Numerous initiatives have been taken to "encourage" citizens to go to the polls, from the project "Ballot box selfies", to the school referendum and the "Great family games", "Professional orientation" to be held at polling stations. Public administration employees and those of the Orthodox Church were practically "called upon" to vote. The attendance at the polls is more than the same percentage of voting for President Putin, for whom between 46 and 48 million supporters are expected (compared to the 45.6 million of the last election) out of a total of around 70 million eligible voters. The ideal figure indicated by Putin's staff is "70 out of 70 out of 70", 70% out of 70% of voters (70 million). Regional governors have nevertheless been given strict indications to avoid fraud and fixing.
Vladimir Putin triumphantly concluded the election campaign from the new bridge between the Crimean peninsula and the Russian coast, after having toured the area with a stop in Sevastopol (and its new airport), the city which is home to the Russian fleet. The elections are held, not surprisingly, on the exact date of the referendum of annexation of the Crimea, four years later, which marked a decisive escalation of national politics towards national pride and international isolation. It is expected that Putin himself will vote in the Crimea.

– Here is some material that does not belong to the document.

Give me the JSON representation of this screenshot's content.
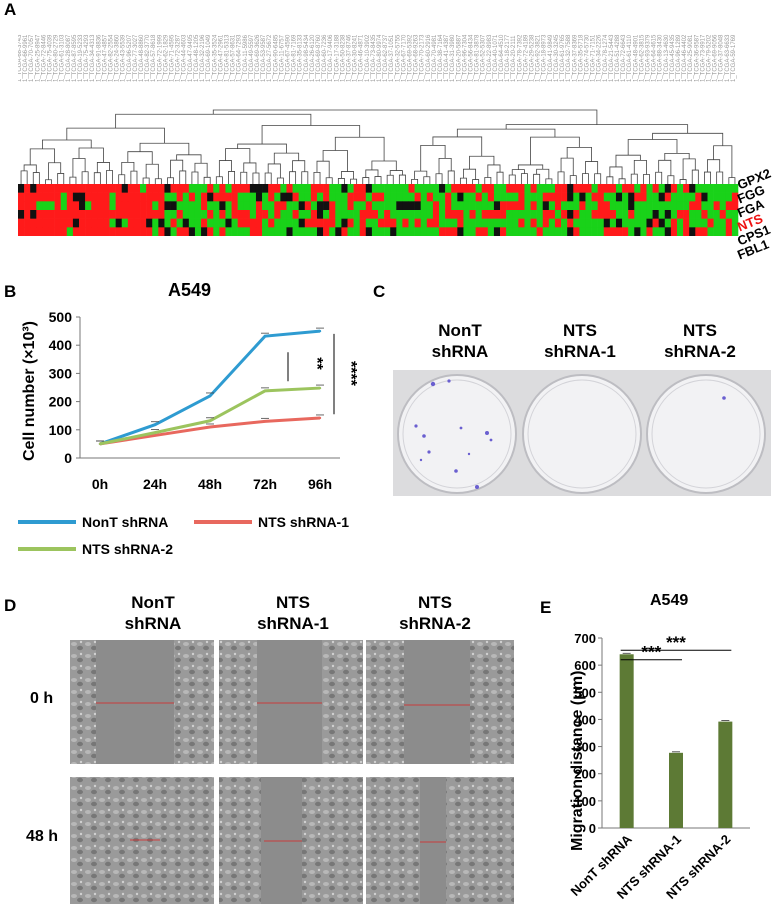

On 18 March, once polling stations have closed, there will be a party at the Manezhnaya Square, in Moscow, under the walls of the Kremlin, as happened in 2012. This time the party will be all for the president, who is running as an "independent" above the parties; the party he had founded, "United Russia", did not present any candidate, and announced that he had not organized parties after the vote. The televisions will organize night marathons to comment on the electoral results, and in the meantime they continuously broadcast the electoral films about President Putin, showing the highlights of his campaign. The most popular is the documentary that begins with the famous phrase by Yeltsyn, December 31, 1999, when he handed power to Putin: "I'm leaving, I did what I could", and puts another sentence in the center, pronounced from the first president of the new Russia Mikhail Gorbachev to Putin: "When this man became head of state, our elections have stopped being a profanation and finally they are the expression of popular will".

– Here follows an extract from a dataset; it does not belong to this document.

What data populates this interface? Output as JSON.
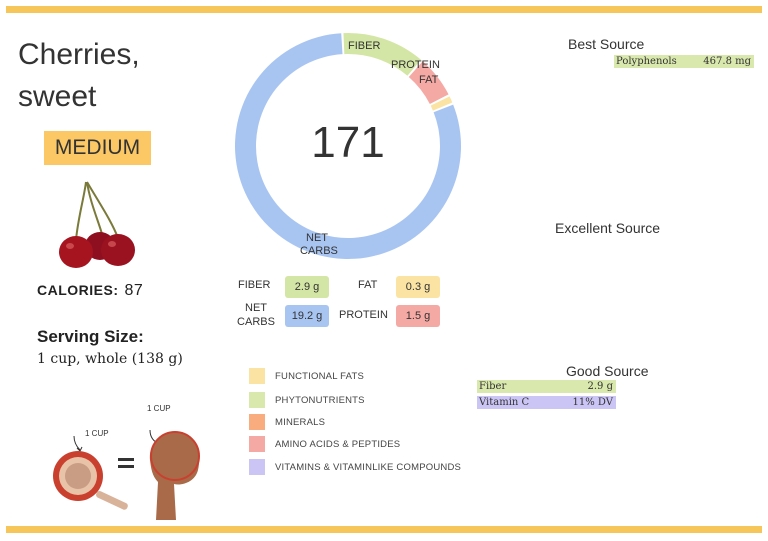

Over the course of the twenty years Putin has built a Russia where wealth abounds, but is distributed among a few bureaucrats, strong men and oligarchs aligned to them, while most of the population lives more or less at the level of the Soviet Union. Services for citizens are very poor: schools and hospitals are closing continuously, teachers and doctors receive very low salaries. The police are extremely corrupt and ineffective in the fight against the underworld, which instead thrives throughout the country. The streets are in very bad condition and the buildings are dilapidated, apart from the most important ones of the major urban centers. The 13% flat tax is designed for multibillionaires, whose bank balances grow fatter and fatter, while the bills for water, gas and light increase surreptitiously: not with the tariffs, but with the constant substitution of pipes and infrastructures. Apart from the economic factors, the reduction of forms of freedom of expression is impressive, with the elimination of the opposition press and the cultural monopoly of Christian Orthodoxy, increasingly "invasive" in all areas of social life.